In my quest to add more vegetables into our family diet, I ordered a Bountiful Basket on Saturday. In my order was a lovely head of cabbage. I never buy cabbage, as I am the only one in my family who even likes it. But there it was, and I felt obligated to do something with it. So I got online and looked up some recipes that had cabbage in them, and this is the one I settled on. I made it tonight to go with our pulled pork sandwiches, and it turned out really great! David even ate two large helpings, and he has had a lifelong aversion to coleslaw. The reason I chose this recipe was because it's not a traditional coleslaw, but instead has a lighter, vinaigrette dressing. The best part of all is it only has 45 calories per 1 cup serving!
(The recipe is written the way that I modified it)

Ingredients:
5 cups chopped cabbage
1 cup finely chopped carrots
1/2 cup sliced green onions
1 can sliced water chestnuts, drained

Dressing:
1/4 cup olive oil
1 tsp. sesame oil
2 Tbsp. raw sugar
1/2 tsp. sea salt
1/4 tsp. pepper
1/2 tsp. ground ginger
2 Tbsp. white wine vinegar
1 Tbsp. organic tamari (gluten free soy sauce)

Directions:
Toss all vegetables to combine. In a small bowl, whisk dressing ingredients. Pour dressing over cabbage mixture; toss to coat. Cover and refrigerate for 2 hours before serving; toss again before serving.

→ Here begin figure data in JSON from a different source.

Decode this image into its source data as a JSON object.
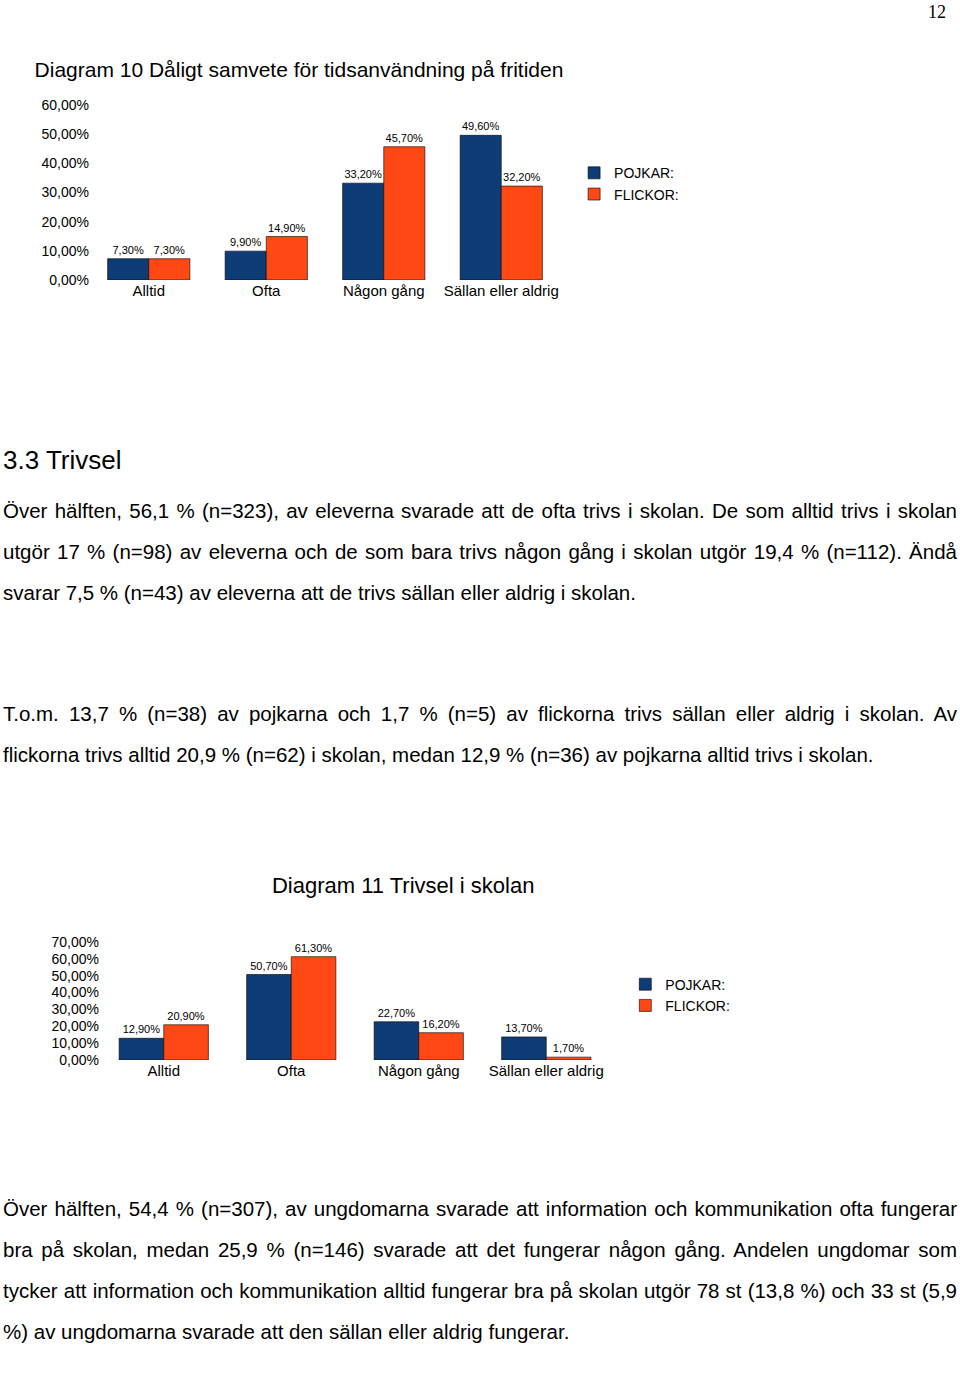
{
  "page_number": "12",
  "chart_data": [
    {
      "type": "bar",
      "title": "Diagram 10 Dåligt samvete för tidsanvändning på fritiden",
      "categories": [
        "Alltid",
        "Ofta",
        "Någon gång",
        "Sällan eller aldrig"
      ],
      "series": [
        {
          "name": "POJKAR:",
          "color": "#0e3c76",
          "values": [
            7.3,
            9.9,
            33.2,
            49.6
          ],
          "value_labels": [
            "7,30%",
            "9,90%",
            "33,20%",
            "49,60%"
          ]
        },
        {
          "name": "FLICKOR:",
          "color": "#ff4814",
          "values": [
            7.3,
            14.9,
            45.7,
            32.2
          ],
          "value_labels": [
            "7,30%",
            "14,90%",
            "45,70%",
            "32,20%"
          ]
        }
      ],
      "ylim": [
        0,
        60
      ],
      "yticks": [
        {
          "value": 0,
          "label": "0,00%"
        },
        {
          "value": 10,
          "label": "10,00%"
        },
        {
          "value": 20,
          "label": "20,00%"
        },
        {
          "value": 30,
          "label": "30,00%"
        },
        {
          "value": 40,
          "label": "40,00%"
        },
        {
          "value": 50,
          "label": "50,00%"
        },
        {
          "value": 60,
          "label": "60,00%"
        }
      ],
      "grid": false,
      "legend": "right",
      "data_labels": true
    },
    {
      "type": "bar",
      "title": "Diagram 11 Trivsel i skolan",
      "categories": [
        "Alltid",
        "Ofta",
        "Någon gång",
        "Sällan eller aldrig"
      ],
      "series": [
        {
          "name": "POJKAR:",
          "color": "#0e3c76",
          "values": [
            12.9,
            50.7,
            22.7,
            13.7
          ],
          "value_labels": [
            "12,90%",
            "50,70%",
            "22,70%",
            "13,70%"
          ]
        },
        {
          "name": "FLICKOR:",
          "color": "#ff4814",
          "values": [
            20.9,
            61.3,
            16.2,
            1.7
          ],
          "value_labels": [
            "20,90%",
            "61,30%",
            "16,20%",
            "1,70%"
          ]
        }
      ],
      "ylim": [
        0,
        70
      ],
      "yticks": [
        {
          "value": 0,
          "label": "0,00%"
        },
        {
          "value": 10,
          "label": "10,00%"
        },
        {
          "value": 20,
          "label": "20,00%"
        },
        {
          "value": 30,
          "label": "30,00%"
        },
        {
          "value": 40,
          "label": "40,00%"
        },
        {
          "value": 50,
          "label": "50,00%"
        },
        {
          "value": 60,
          "label": "60,00%"
        },
        {
          "value": 70,
          "label": "70,00%"
        }
      ],
      "grid": false,
      "legend": "right",
      "data_labels": true
    }
  ],
  "text": {
    "heading": "3.3 Trivsel",
    "paragraphs_after_chart_1": [
      "Över hälften, 56,1 % (n=323), av eleverna svarade att de ofta trivs i skolan. De som alltid trivs i skolan utgör 17 % (n=98) av eleverna och de som bara trivs någon gång i skolan utgör 19,4 % (n=112). Ändå svarar 7,5 % (n=43) av eleverna att de trivs sällan eller aldrig i skolan.",
      "T.o.m. 13,7 % (n=38) av pojkarna och 1,7 % (n=5) av flickorna trivs sällan eller aldrig i skolan. Av flickorna trivs alltid 20,9 % (n=62) i skolan, medan 12,9 % (n=36) av pojkarna alltid trivs i skolan."
    ],
    "paragraphs_after_chart_2": [
      "Över hälften, 54,4 % (n=307), av ungdomarna svarade att information och kommunikation ofta fungerar bra på skolan, medan 25,9 % (n=146) svarade att det fungerar någon gång. Andelen ungdomar som tycker att information och kommunikation alltid fungerar bra på skolan utgör 78 st (13,8 %) och 33 st (5,9 %) av ungdomarna svarade att den sällan eller aldrig fungerar."
    ]
  }
}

Tuesday, February 21, 2012

Garden Primavera

I got this wonderful recipe from my favorite cooking magazine -- Healthy Cooking. I love it because it contains so many vegetables as well as healthy, whole wheat pasta. When I made it the first time, Devin wondered where the meat was, so I grilled some chicken breasts and added them on at the end. But I think it's great without the meat as well!


Garden Primavera

8 oz. uncooked whole wheat fettucini (I used linguini)
1 cup fresh broccoli florets
1 medium red pepper, julienned
1 medium carrot, sliced
1/2 cup sliced mushrooms
1/4 cup sliced celery
1 clove garlic, minced
1 tbsp. olive oil
3/4 cup V8 juice (I used low sodium)
1/4 cup minced fresh basil
1 cup frozen peas, thawed
1/2 tsp. sea salt
1/8 tsp. pepper
2 tbsp. shredded parmesan cheese

1. Cook pasta according to directions on package. Meanwhile, in a large skillet, saute the broccoli, red pepper, carrot, mushrooms, celery, and garlic in oil for 3 minutes. Add V8 and basil; bring to a boil. Reduce heat; simmer uncovered for 3 minutes. Stir in the peas, salt and pepper; simmer 2 minutes longer or until peas are tender.

2. Drain pasta. Add to vegetable mixture and toss to coat. Sprinkle with parmesan cheese. Serves 4.

1 1/2 C. = 310 Calories
529 mg. sodium

Note: I added extra V8 to make it a little less dry, but you can adjust the recipe for your own tastes.